そして夕食の時間になり、根っからの料理好きに振る舞われた特製のマーボーカレーは、昼食以上に女性陣をうならせた。
「まさかここまで美味いなんて思ってなかったわ…」
「い~な~詩乃は、こんなハイスペックな旦那さんがいて」
「スプーン口にくわえたまま喋るなよ」
「…ところで利久くん?」
「なんだアス姉(あすねえ)?」
お姉ちゃんは嫌だけど他の呼び方ならギリギリ妥協する、という利久の新しい自身の呼び方に内心で盛大に満足しつつ、明日奈は平静を装って言った。
「利久くんの夕飯だけ私たちと違うのはなんで?」
利久の前にあるのはマーボーカレーはマーボーカレーだが、他の全員が平たい器に白米の隣にマーボーカレーの盛ってある、ごく普通のカレーライススタイルなのに対して利久の分は丼に並々とマーボーカレーが入っている上に、中身は中華麺の名付けてマーボーカレーラーメンになっている。
「いや、だって足りないし」
そう言う利久の手元には茶碗に山盛りの白米が堂々と鎮座している。
「本当によく食べるんだね利久くん…」
「利久さんの胃袋はどうなってるんですか…」
「というより炭水化物に炭水化物って太らないんですか?」
「ふぁいひょうふ(ズルズル)はへはふんふんほうふるから(モグモグ)」
「え?なんだって!?」
「(ゴクン)食べた分運動するから大丈夫だ。それに炭水化物おかずに炭水化物は常識だろ」
「いや、その発想はおかしい」
「え、なんで?」←きりたんぽをおかずに白米食べれる系スナイパー女子
「どこがですか?」←たこ焼きをおかずに白米(ry剣道女子
「おかしくはないだろ」←麺類全般をおかず(ry魔王系男子
この一家(将来的な意味も含め)、違った意味でも人知を超えているのかもしれない。そんなこんなで楽しみながら夕食を共にしていると、一斉に各自のスマホが鳴り出した。
「え?」
「みんな同時にか?」
各々がスマホを手に操作すると、緊急速報の類ではなかったことに少しホッと胸をなでおろした。
「ALOのアップデート予告だったんですね」
「闇妖精領に新ダンジョン追加はいいな。俺のホームグラウンドだし」
「名前からして難易度高そうね…《黒竜の巣窟》って」
「巣窟ってくらいだしレアアイテム大量にありそう♪」
「さすが琴音…もうお宝に目をつけてる…」
「アインクラッドは…21~30層の追加か」
「特に難しい層は無かったですよね?」
そうひよりが言いながら視線を上げると、何故かテーブルに両膝をついて口元を組んだ両手で覆っている、所謂ゲンドウ(マダオ)ポーズで和人と利久が向かいあっていた。
「和人、お前はSAOのときに新婚生活で散々住んでいたんだから十分だろ?今回は俺に譲れ」
「断る。実質あそこで暮らしていたのは短い間だったんだ…それに利久のホームは76層だろ?それまで我慢してろよ」
「ハハハ、こやつめ」
(え?なんですか?なんでキリト様と利久さん一触即発の雰囲気になっているんですか!?)

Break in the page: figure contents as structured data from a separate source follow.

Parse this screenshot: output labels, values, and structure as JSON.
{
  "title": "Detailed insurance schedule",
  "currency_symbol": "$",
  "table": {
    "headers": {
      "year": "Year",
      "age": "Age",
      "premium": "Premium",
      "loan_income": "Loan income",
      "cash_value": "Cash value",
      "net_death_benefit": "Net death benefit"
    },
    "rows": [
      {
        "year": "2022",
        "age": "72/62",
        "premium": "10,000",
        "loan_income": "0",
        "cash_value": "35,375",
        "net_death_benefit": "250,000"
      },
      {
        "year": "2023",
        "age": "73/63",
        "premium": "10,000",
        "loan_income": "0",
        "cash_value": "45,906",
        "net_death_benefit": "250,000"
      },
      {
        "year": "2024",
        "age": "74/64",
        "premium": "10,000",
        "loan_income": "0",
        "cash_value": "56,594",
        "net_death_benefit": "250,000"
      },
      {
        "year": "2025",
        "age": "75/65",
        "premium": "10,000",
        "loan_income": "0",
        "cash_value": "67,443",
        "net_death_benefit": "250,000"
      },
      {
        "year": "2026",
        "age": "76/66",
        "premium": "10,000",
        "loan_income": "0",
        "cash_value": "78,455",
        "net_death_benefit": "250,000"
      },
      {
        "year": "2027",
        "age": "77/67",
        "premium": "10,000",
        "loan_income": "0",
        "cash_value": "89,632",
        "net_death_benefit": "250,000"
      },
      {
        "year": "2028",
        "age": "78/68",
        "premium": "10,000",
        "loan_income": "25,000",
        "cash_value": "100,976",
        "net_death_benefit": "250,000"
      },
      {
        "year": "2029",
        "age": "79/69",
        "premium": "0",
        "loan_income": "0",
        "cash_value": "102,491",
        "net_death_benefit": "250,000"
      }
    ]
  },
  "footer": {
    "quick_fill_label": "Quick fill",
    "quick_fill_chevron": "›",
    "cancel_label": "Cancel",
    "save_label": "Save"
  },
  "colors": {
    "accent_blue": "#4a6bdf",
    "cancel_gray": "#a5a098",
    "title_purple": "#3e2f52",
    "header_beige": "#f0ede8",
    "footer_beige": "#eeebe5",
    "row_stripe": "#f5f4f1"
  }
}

なにがなんだかわからない様子のひよりの肩を、珪子が叩いて小声で話し始めた。
(ひよりさん。今度のアップデートで追加される22層には和人さんと明日奈さんが新婚時代に過ごしていたホームがあるんです)
(え、そうだったんですか?でも、それがなんでこうなっているんですか?)
ひよりのもっともな疑問に今度は里香が答えた。
(利久は前々から22層のホームを狙ってたのよ。最近なんて古代級武器(エンシェントウェポン)集めては売りまくって資金稼いでいたんだから)
(ち、ちなみにおいくらくらい…?)
(私の見立てでは、ざっと700万は稼いでるわよ)
(な、ななひゃくまん!?)
驚いているひよりをよそに、琴音は平然と言った。
(ほんと凄いよね。私だって500万がやっとなのに)
(ご、ごひゃく………)
サラッと、とんでもないことを言ってのける琴音に、思わずひよりは絶句した。
自身もそれなりに稼いでいるほうだと思っていたが、明らかに桁が違っていた。
ちなみに、ひより達が話している間、明日奈と詩乃はというと…
「もう、和人くんってば…」
「やれやれだわ…」
それぞれの夫に盛大に呆れていた。
□□□
満足する夕食を終えて、せっかく桐ヶ谷家にきたからのだから、と就寝するまでの間里香らは二手に別れて和人の部屋と利久部屋で過ごすことにした。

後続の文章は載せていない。